Once all the input tuples 212 have been converted into encoded tuples 214, the encoding system 105 generates a sequence string 216 from the encoded tuples 214. More specifically, in the example, the encoding system 105 concatenates the DNA base-4 base pair representations of each of the encoded tuples 214 in sequential order to generate the sequence string 216. This sequence string 216 is then used by the synthesis system 110 to generate one or more DNA molecules 220. In the example, the sequence string 216 is first processed by the error correction system 130 (e.g., an ECC encoder) before synthesis, which may, for example, add parity data, error correction codes, cyclic redundancy check (CRC) signature, or other data that can be used to improve error rates or authenticity upon reading the data. In another example, the error correction system 130 may be positioned prior to the encoding system 105 (e.g., the input data 210 may already include any parity or ECC data prior to the encoding). In another example, no error correction system 130 may be implemented. Accordingly, in the example, the input data 210 is thus encoded, synthesized, and stored in the DNA molecule(s) 220. The data in this form may be referred to herein as the “DNA data.”

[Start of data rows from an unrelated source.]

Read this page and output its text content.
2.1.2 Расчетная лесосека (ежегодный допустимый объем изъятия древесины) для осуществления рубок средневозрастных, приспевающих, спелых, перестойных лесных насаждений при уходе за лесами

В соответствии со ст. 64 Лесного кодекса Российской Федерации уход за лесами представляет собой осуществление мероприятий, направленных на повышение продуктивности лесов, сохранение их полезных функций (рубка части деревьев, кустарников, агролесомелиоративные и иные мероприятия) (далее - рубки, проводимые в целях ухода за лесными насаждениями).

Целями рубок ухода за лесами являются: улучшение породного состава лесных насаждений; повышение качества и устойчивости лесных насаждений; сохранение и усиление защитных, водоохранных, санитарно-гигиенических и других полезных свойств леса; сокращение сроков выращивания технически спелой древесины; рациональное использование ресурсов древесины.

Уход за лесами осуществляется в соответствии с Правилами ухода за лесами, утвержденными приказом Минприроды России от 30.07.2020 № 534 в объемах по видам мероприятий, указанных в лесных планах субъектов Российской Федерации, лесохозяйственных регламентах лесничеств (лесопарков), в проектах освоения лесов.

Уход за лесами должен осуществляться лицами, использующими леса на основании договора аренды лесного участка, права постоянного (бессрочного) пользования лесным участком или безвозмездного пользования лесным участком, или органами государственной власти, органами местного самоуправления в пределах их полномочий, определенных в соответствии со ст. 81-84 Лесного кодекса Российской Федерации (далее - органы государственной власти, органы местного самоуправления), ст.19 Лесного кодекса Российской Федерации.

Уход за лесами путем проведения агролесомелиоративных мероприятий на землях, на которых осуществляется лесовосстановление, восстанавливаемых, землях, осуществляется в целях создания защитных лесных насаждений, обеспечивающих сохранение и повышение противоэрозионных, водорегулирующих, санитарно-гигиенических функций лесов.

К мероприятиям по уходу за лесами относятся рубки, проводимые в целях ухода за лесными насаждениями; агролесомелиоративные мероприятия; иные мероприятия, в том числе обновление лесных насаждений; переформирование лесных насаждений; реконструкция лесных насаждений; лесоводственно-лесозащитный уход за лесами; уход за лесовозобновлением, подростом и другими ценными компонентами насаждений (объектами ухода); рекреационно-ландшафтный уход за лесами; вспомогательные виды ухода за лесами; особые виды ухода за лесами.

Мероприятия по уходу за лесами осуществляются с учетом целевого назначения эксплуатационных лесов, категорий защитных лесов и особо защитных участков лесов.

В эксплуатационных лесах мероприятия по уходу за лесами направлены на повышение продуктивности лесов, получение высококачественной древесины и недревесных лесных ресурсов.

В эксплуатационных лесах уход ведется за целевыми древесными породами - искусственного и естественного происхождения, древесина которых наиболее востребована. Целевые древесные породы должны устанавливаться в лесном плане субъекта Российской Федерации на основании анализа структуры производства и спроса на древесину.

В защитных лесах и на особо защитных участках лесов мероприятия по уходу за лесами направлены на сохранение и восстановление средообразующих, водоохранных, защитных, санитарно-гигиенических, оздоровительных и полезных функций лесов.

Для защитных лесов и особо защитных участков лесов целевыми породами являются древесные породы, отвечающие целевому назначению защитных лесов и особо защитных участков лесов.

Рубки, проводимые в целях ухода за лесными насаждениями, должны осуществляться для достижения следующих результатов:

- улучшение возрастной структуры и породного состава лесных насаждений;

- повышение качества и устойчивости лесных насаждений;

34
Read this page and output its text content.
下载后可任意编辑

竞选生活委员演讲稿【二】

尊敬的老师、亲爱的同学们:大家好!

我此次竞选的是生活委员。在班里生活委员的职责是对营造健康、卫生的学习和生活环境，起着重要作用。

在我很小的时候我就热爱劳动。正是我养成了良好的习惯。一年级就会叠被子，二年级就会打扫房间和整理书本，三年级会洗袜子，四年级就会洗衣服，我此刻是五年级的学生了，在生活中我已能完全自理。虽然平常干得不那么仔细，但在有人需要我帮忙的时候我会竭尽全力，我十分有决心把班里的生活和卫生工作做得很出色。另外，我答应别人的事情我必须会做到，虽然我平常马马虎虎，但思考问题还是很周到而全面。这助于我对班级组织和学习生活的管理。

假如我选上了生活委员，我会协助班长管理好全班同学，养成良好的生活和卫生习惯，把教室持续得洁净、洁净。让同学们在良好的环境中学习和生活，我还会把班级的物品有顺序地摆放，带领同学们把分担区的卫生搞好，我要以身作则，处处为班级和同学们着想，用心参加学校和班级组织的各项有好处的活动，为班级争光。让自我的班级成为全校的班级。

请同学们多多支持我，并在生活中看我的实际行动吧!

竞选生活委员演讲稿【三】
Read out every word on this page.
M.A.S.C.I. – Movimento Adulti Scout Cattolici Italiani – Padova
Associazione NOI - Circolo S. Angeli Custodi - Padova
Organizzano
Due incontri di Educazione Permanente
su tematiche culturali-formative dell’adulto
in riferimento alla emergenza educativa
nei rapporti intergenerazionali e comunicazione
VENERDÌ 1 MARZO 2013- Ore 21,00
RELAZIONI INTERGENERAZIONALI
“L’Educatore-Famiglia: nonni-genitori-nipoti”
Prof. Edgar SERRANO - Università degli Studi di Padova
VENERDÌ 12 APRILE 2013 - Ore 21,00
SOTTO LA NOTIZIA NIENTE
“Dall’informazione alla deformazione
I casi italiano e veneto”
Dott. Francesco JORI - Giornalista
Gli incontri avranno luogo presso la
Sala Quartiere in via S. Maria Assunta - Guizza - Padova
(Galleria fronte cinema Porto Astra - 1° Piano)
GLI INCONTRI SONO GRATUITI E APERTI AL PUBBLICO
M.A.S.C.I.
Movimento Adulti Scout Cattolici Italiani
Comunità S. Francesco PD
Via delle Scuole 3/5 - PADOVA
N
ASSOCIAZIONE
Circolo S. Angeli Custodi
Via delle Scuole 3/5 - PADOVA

To extract the data from the DNA molecule(s) 220, the sequencing system 120 sequences the molecule(s) 220. This sequencing operation produces the sequence string 230 (e.g., a string of DNA bases, in base-4 representation, and may include or otherwise be converted to base-2 representation). In the example, the error correction system 130 may perform any error correction techniques after sequencing (e.g., using the parity data or error correction codes on the sequencing output, based on whichever error correction processes were performed prior to synthesis). In examples where error correction was performed before encoding, then the complementary error correction occurs after decoding. In this example, at this stage, the decoding system 125 then decodes the sequence string 230 using the encoding table 202. More specifically, the decoding system 125 breaks up the sequence string 230 into an ordered list of n-bit (or n/2 DNA bases) encoded tuples (or “encoded tuples (out)”) 232. Each of these encoded tuples 232 is then converted into an associated output tuple 234 using the mappings of the encoding table 202. For example, and like the reverse of the encoding process discussed above, when an encoded tuple 232 of 00111011 (ACGC) is decoded, the decoding system 125 identifies the mapping that includes an encoded segment of 00111011 (ACGC), identifies the associated input segment of 010001, and creates an output tuple 234 with 010001 as the output segment for that output tuple 234. Once all of the encoded tuples 232 have been similarly decoded into the output tuples 234, the decoding system 125 generates the output data 240 from the output tuples 234 (e.g., performing in order concatenation of each of the output tuples 234).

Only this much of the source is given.